¿SIMPLES NÚMEROS EN UNA SOCIEDAD DESHUMANIZADA?

La humanidad ha quedado atrapada en una maquinaria que solo reconoce cifras y estadísticas. En el mundo de las empresas y la burocracia, el sentido de la moral y la empatía ha sido sacrificado en nombre de la eficiencia y el lucro. Ya no somos individuos con historias y necesidades únicas, sino piezas intercambiables que deben encajar en un sistema obsesionado por maximizar ganancias. Esta lógica fría e impersonal, que alguna vez fue exclusiva del sector productivo, ha invadido incluso áreas tan sensibles como la salud y la educación.

El problema tiene su origen en un sistema económico global que prioriza el crecimiento a toda costa. Según el Banco Mundial, en 2023 las empresas multinacionales reportaron ganancias récord, con un crecimiento del 12% respecto al año anterior. Sin embargo, estos números contrastan con la precarización laboral: el 45% de la fuerza laboral global sigue trabajando sin acceso a derechos básicos. Esto no es una coincidencia, sino el resultado de una mentalidad empresarial donde el trabajador es visto como un costo que debe minimizarse, no como un ser humano.

El consumidor tampoco escapa de esta dinámica. Las estrategias comerciales actuales están diseñadas para hacer sentir al cliente como parte de una estadística más. Se ofrece atención automatizada y respuestas genéricas que desprecian la complejidad de las necesidades humanas. De acuerdo con la consultora McKinsey, el 70% de los consumidores en América Latina manifiesta sentirse insatisfecho con la atención que recibe debido al trato impersonal y la falta de soluciones personalizadas.

Esta mentalidad empresarial se ha extendido al ámbito público. En las instituciones gubernamentales, la burocracia ha adoptado la estandarización como solución mágica para agilizar procesos. Sin embargo, esto genera graves consecuencias cuando se trata de temas que afectan directamente la vida de las personas. Un ejemplo alarmante es el sector salud. La Organización Mundial de la Salud (OMS) informa que el 45% de las personas en países de ingresos bajos y medios no reciben la atención médica adecuada. Esto se debe, en gran medida, a protocolos generalizados que ignoran las condiciones particulares de cada paciente.

El ámbito educativo enfrenta problemas similares. Los sistemas educativos han sido diseñados bajo la lógica de la uniformidad: se evalúa a los estudiantes con las mismas pruebas estandarizadas, sin importar sus contextos sociales, habilidades o formas de aprendizaje. Según la UNESCO, más del 30% de los estudiantes en América Latina abandonan la escuela secundaria, muchas veces porque el sistema no se adapta a sus realidades. La educación, que debería ser un espacio para la diversidad y el desarrollo individual, se ha transformado en una fábrica de números y estadísticas.

La obsesión por la eficiencia y la estandarización tiene una lógica aparente: facilita procesos, reduce costos y permite medir resultados. Sin embargo, no todo en la vida puede ni debe ajustarse a esta lógica mecánica. Temas como la salud, la educación y la atención a las personas requieren flexibilidad, comprensión y un enfoque centrado en la persona. El intento de estandarizarlo todo resulta en la deshumanización de servicios esenciales y la perpetuación de inequidades.
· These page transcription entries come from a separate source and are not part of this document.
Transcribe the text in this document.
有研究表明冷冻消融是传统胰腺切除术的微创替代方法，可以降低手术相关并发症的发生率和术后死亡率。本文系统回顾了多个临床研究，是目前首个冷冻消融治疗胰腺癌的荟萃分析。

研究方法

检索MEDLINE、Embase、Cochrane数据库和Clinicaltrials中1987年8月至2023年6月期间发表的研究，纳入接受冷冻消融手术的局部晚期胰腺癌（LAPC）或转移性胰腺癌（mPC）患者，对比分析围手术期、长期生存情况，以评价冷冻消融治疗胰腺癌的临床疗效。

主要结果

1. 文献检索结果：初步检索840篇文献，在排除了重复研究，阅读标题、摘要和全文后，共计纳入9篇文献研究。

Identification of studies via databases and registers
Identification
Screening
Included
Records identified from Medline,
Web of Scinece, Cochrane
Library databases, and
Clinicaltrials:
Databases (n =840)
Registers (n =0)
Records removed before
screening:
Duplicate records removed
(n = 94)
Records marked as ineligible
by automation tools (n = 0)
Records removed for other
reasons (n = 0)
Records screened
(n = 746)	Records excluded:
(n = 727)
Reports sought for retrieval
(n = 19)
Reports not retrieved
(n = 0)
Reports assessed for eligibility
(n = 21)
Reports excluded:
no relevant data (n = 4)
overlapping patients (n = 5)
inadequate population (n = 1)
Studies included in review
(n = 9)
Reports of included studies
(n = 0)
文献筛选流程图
Es urgente replantear nuestras prioridades. No podemos seguir aceptando que la eficiencia sea el único criterio de éxito. Las empresas deben volver a valorar la calidad de sus productos y servicios, pero sobre todo, el trato humano hacia sus trabajadores y clientes. Los gobiernos tienen la responsabilidad de implementar políticas públicas que reconozcan la diversidad de necesidades y situaciones.

El camino hacia una sociedad más justa y humana pasa por recuperar la empatía y la dignidad. Dejemos de ser simples números en una hoja de cálculo. Volvamos a ser personas con historias, sueños y derechos. Solo así podremos construir un futuro donde la eficiencia no sea una excusa para la deshumanización, sino una herramienta para el bienestar colectivo.